Arctic Circle Expedition : March 12, 2007

The longest road. Alaska highway to whitehorse

 



Mar 11 - Whitehorse


After a very late night of truck repair, we had a very, very early morning.  The goal was to pull out at 630am, but looking ahead at a potential 15 hour drive, we decided a good breakfast was in order.  And, well, we were also a little confused about what time it was.  Not just because we were all suffering sleep deprevation, but because we all needed a lesson in how to work our Pathfinder atomic watches…  Changing time zone and dealing with Daylight savings time…Much too complicated at, well, whatever time it was…


The morning started at -2F and beautiful and sunny.  The Rocky Mountains, skylines and valleys were incredible. The ability to see for hundreds of miles was awe inspiring.   There were times where you could see the road as it curved toward the future.  We kept musing about the explorers of the past and how difficult it must have been for them without so many of the conveniences we had with us today.  It is difficult to imagine traveling these distances on sleds or snow shoes instead of vehicles.  Not to mention roads, GPS, radios, and cell phones, cold weather gear, sun glasses, etc.  Our conclusion - these guys were the real explorers.


At mile 373 we reached the highest summit on the Alaska Highway at 4,250 ft., shortly after, we crossed the Continental Divide.  To the south of the Continental Divide all rivers flow into the Arctic Ocean via the MacKenzieRiver.  The rivers further north, with few exceptions, all flow into the Pacific Ocean via the mighty Yukon River.

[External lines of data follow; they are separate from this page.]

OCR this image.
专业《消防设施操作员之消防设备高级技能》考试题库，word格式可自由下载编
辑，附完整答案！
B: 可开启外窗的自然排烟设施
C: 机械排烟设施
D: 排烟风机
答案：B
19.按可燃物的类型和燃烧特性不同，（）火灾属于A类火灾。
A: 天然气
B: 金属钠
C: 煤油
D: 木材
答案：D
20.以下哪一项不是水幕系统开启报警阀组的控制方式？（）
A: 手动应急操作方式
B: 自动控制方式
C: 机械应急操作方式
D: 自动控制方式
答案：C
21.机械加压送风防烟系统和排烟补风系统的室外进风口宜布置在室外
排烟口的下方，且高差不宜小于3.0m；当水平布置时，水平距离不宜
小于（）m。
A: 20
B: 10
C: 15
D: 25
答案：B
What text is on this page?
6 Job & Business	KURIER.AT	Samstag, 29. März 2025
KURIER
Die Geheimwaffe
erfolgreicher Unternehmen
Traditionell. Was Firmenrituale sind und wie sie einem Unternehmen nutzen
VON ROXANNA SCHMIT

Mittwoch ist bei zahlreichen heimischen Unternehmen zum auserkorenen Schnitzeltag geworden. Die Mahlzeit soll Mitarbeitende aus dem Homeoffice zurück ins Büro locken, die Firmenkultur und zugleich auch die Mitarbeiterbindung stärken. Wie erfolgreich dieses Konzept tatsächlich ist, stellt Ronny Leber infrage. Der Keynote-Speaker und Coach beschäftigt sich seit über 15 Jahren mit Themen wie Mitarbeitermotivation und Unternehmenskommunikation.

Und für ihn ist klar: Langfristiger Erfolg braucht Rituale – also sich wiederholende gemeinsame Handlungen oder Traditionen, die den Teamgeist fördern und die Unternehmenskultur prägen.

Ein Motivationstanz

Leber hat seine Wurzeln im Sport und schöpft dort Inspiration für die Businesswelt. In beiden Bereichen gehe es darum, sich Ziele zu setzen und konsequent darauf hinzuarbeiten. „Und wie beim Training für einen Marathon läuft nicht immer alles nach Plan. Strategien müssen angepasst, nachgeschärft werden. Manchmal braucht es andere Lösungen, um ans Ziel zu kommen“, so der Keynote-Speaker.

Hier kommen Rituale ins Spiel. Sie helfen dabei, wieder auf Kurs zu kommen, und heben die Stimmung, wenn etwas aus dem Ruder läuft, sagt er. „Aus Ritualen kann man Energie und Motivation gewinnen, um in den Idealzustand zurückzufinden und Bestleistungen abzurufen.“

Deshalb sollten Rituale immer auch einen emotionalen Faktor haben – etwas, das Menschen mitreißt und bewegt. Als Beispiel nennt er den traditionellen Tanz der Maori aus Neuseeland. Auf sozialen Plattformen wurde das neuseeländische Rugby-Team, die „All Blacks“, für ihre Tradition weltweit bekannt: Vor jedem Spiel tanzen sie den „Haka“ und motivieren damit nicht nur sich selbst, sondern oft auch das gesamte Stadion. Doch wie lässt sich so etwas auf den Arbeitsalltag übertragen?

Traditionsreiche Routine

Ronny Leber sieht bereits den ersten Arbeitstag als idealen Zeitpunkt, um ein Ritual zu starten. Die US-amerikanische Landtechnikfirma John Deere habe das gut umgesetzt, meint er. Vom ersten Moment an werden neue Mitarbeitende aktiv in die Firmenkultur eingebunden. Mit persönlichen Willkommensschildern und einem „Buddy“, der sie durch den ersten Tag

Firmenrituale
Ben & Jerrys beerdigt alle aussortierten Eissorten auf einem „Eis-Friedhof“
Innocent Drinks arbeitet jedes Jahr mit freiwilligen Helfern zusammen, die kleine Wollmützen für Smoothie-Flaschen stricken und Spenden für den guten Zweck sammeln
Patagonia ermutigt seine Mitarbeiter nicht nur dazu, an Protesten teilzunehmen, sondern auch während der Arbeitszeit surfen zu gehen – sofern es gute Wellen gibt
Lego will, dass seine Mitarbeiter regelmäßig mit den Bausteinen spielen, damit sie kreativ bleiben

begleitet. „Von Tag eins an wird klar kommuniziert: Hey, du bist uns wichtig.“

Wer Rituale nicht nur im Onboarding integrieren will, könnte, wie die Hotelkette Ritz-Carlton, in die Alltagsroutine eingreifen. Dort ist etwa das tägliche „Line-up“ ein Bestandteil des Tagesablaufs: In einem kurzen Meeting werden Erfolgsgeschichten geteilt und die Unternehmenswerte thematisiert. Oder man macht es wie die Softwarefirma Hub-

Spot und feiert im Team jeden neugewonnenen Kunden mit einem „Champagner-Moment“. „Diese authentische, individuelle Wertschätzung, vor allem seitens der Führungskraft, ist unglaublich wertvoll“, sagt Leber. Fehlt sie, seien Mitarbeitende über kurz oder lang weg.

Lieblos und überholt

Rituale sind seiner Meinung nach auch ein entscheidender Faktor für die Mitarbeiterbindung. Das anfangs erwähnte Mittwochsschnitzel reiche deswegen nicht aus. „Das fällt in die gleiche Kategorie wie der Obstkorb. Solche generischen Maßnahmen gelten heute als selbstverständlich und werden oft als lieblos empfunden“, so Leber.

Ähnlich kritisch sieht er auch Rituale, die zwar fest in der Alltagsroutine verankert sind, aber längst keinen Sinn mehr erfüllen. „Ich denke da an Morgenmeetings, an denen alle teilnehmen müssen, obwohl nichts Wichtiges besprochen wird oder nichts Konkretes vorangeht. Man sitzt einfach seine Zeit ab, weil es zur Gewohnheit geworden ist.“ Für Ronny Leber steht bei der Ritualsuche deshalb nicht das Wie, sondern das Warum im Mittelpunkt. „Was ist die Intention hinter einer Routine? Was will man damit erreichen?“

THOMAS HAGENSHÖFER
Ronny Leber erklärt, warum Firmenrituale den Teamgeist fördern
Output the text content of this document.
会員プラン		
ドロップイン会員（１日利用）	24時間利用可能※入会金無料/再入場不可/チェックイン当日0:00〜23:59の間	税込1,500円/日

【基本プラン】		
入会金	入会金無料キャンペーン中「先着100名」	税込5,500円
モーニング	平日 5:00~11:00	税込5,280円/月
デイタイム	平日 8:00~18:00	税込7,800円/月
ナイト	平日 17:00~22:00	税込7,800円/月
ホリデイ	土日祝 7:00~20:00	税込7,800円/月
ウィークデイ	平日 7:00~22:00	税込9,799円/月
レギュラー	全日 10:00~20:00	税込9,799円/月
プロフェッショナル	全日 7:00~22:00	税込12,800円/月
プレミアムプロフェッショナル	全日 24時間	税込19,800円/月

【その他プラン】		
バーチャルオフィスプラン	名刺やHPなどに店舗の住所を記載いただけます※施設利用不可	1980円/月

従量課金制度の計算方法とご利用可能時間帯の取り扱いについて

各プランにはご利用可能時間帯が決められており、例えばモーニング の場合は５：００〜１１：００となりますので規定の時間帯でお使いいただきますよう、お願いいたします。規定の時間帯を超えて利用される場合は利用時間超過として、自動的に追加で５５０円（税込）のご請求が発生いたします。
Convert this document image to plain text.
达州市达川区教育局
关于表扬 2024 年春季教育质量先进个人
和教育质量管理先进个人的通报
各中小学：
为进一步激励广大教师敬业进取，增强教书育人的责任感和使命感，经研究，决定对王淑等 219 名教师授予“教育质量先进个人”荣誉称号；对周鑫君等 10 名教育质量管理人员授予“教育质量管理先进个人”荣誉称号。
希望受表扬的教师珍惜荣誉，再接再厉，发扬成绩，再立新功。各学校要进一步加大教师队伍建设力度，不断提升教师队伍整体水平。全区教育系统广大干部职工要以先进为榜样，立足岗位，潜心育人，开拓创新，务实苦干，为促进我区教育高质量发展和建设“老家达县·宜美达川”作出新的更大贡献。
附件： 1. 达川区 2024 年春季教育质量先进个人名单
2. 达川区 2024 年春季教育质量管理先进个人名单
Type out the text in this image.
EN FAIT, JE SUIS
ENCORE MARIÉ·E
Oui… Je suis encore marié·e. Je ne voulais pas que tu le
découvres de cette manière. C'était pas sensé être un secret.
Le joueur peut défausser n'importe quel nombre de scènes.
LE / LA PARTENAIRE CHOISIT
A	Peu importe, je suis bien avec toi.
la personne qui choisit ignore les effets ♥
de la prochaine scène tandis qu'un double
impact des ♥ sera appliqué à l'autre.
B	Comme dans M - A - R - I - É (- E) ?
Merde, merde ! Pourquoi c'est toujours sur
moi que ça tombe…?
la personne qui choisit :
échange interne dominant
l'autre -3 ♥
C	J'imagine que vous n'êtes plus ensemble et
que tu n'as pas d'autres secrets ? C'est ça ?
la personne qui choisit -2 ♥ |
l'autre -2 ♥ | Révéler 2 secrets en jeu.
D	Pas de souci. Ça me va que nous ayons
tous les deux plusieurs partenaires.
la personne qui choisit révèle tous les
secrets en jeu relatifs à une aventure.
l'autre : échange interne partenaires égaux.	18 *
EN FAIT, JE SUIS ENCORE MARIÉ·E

Stopping for fuel (for bodies and vehicles) at Toad’s Crossing we left our contributions to the 7100+ baseball hat collection.  When walking into the store/restaurant it was apparent that hats were his passion.  The hats covered all ceiling space in the main shop area and ¼ of the top of the walls.  


Leaving Toad’s Crossing, the weather turned and we were dealing with near continual whiteout conditions on hard pack ice until Laird.  A quick lunch stop and we were back on the road.  Our first major wildlife sighting – about 50 Wood Bison were quietly foraging at the side of the highway.  


It was inevitable, four or so miles outside of Watson Lake while Kim was giving one of her historical updates we heard over the radio somewhat colourful language from her instead of history.  After a moment or so she composed herself and informed us that a rock had hit the windshield of Jim’s 110 and sprayed small shards of glass into the interior.  Now all three vehicles had run into problems of one sort or another. 


Despite travelling through the ranging territories of the Racheria and Carcross Caribou herds, none were spotted today.   But there is always tomorrow.